First of all, a crucial difference in computing $k$-shortest paths is if the paths need to be simple or not. A path is called simple, if it does not contain nodes repeatedly. A path with a loop, for example, is not simple. Note that on the Wikipedia page you linked, the articles are concerned with not necessarily simple paths. The case of simple paths seems to be harder than the case with not necessarily simple paths.
The all-pairs $k$-shortest simple paths problem
This seems to be a quite young area of research. A recent paper by Agarwal and Ramachandran can be found on the ArXiv . The previous-work section will also give you some insight into the history of the problem.
The all-pairs $k$-shortest paths problem
Here, indeed, it is the best choice to just repeatedly apply Eppsteins algorithm . The general observation that a repeated application of an algorithm for the single-source version of the problem is the fastest approach was already made in 1977 by E. L. Lawler ; Eppstein provides the fastest algorithm to date for this subproblem.

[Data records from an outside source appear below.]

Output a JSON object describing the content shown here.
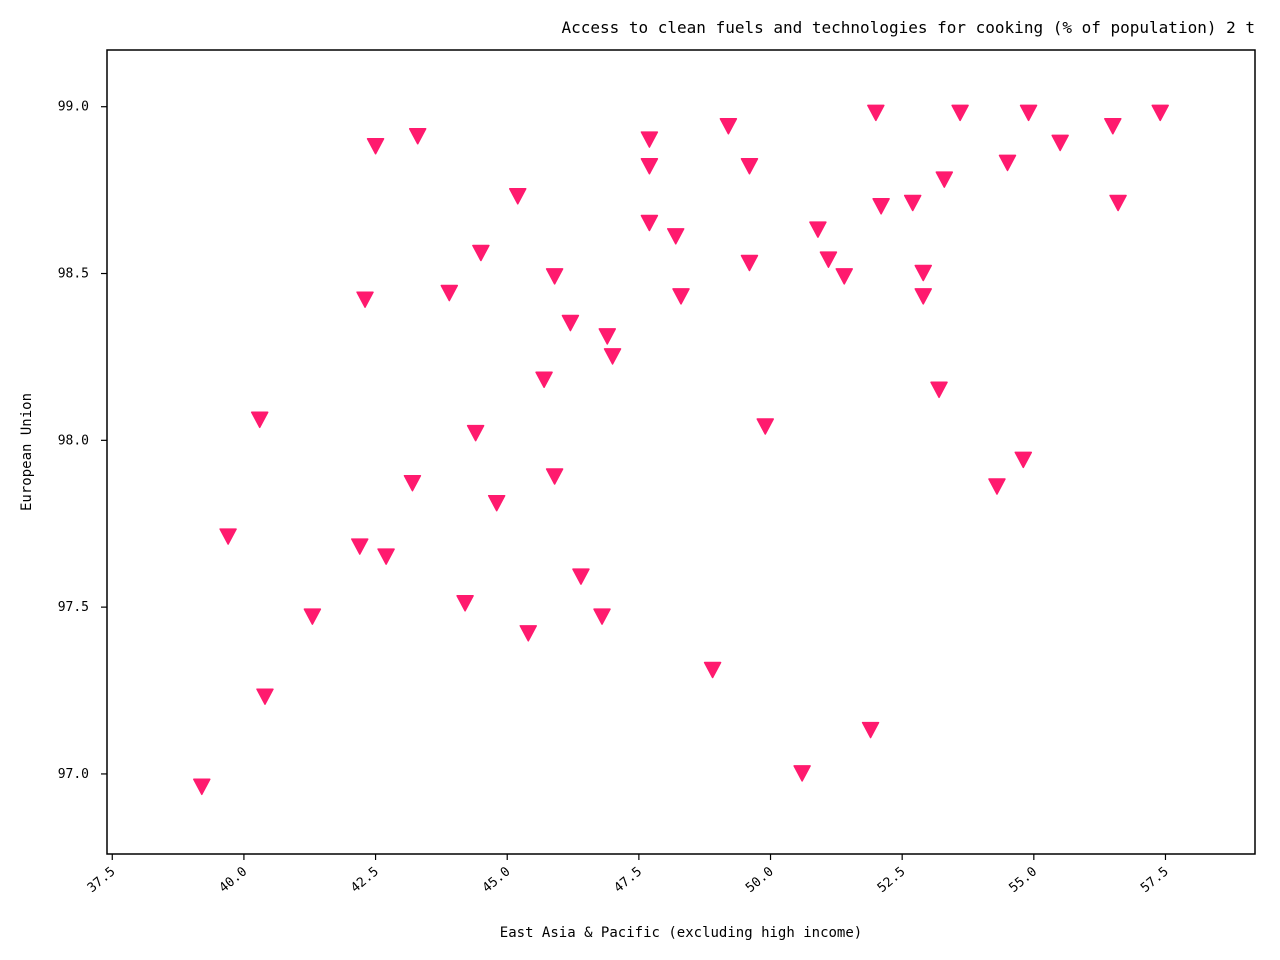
{
  "chart_data": {
    "type": "scatter",
    "title": "Access to clean fuels and technologies for cooking  (% of population) 2 t",
    "xlabel": "East Asia & Pacific (excluding high income)",
    "ylabel": "European Union",
    "xlim": [
      37.4,
      59.2
    ],
    "ylim": [
      96.76,
      99.17
    ],
    "xticks": [
      "37.5",
      "40.0",
      "42.5",
      "45.0",
      "47.5",
      "50.0",
      "52.5",
      "55.0",
      "57.5"
    ],
    "yticks": [
      "97.0",
      "97.5",
      "98.0",
      "98.5",
      "99.0"
    ],
    "grid": false,
    "marker": "triangle-down",
    "color": "#ff1a6e",
    "series": [
      {
        "points": [
          [
            39.2,
            96.96
          ],
          [
            39.7,
            97.71
          ],
          [
            40.3,
            98.06
          ],
          [
            40.4,
            97.23
          ],
          [
            41.3,
            97.47
          ],
          [
            42.2,
            97.68
          ],
          [
            42.3,
            98.42
          ],
          [
            42.5,
            98.88
          ],
          [
            42.7,
            97.65
          ],
          [
            43.2,
            97.87
          ],
          [
            43.3,
            98.91
          ],
          [
            43.9,
            98.44
          ],
          [
            44.2,
            97.51
          ],
          [
            44.4,
            98.02
          ],
          [
            44.5,
            98.56
          ],
          [
            44.8,
            97.81
          ],
          [
            45.2,
            98.73
          ],
          [
            45.4,
            97.42
          ],
          [
            45.7,
            98.18
          ],
          [
            45.9,
            98.49
          ],
          [
            45.9,
            97.89
          ],
          [
            46.2,
            98.35
          ],
          [
            46.4,
            97.59
          ],
          [
            46.8,
            97.47
          ],
          [
            46.9,
            98.31
          ],
          [
            47.0,
            98.25
          ],
          [
            47.7,
            98.9
          ],
          [
            47.7,
            98.82
          ],
          [
            47.7,
            98.65
          ],
          [
            48.2,
            98.61
          ],
          [
            48.3,
            98.43
          ],
          [
            48.9,
            97.31
          ],
          [
            49.2,
            98.94
          ],
          [
            49.6,
            98.82
          ],
          [
            49.6,
            98.53
          ],
          [
            49.9,
            98.04
          ],
          [
            50.6,
            97.0
          ],
          [
            50.9,
            98.63
          ],
          [
            51.1,
            98.54
          ],
          [
            51.4,
            98.49
          ],
          [
            51.9,
            97.13
          ],
          [
            52.0,
            98.98
          ],
          [
            52.1,
            98.7
          ],
          [
            52.7,
            98.71
          ],
          [
            52.9,
            98.5
          ],
          [
            52.9,
            98.43
          ],
          [
            53.2,
            98.15
          ],
          [
            53.3,
            98.78
          ],
          [
            53.6,
            98.98
          ],
          [
            54.3,
            97.86
          ],
          [
            54.5,
            98.83
          ],
          [
            54.8,
            97.94
          ],
          [
            54.9,
            98.98
          ],
          [
            55.5,
            98.89
          ],
          [
            56.5,
            98.94
          ],
          [
            56.6,
            98.71
          ],
          [
            57.4,
            98.98
          ]
        ]
      }
    ]
  }
}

 Agarwal, U. and Ramachandran, V. Finding $k$ Simple Shortest Paths and Cycles. arXiv:1512.02157 [cs.DS] https://arxiv.org/pdf/1512.02157.pdf
 Eppstein, D. Finding the k shortest paths. SIAM Journal on Computing 28, 2 (1999), 652–673.
 Lawler, E. L. Comment on a computing the k shortest paths in a graph. Communications of the ACM, 20(8):603–605, 1977.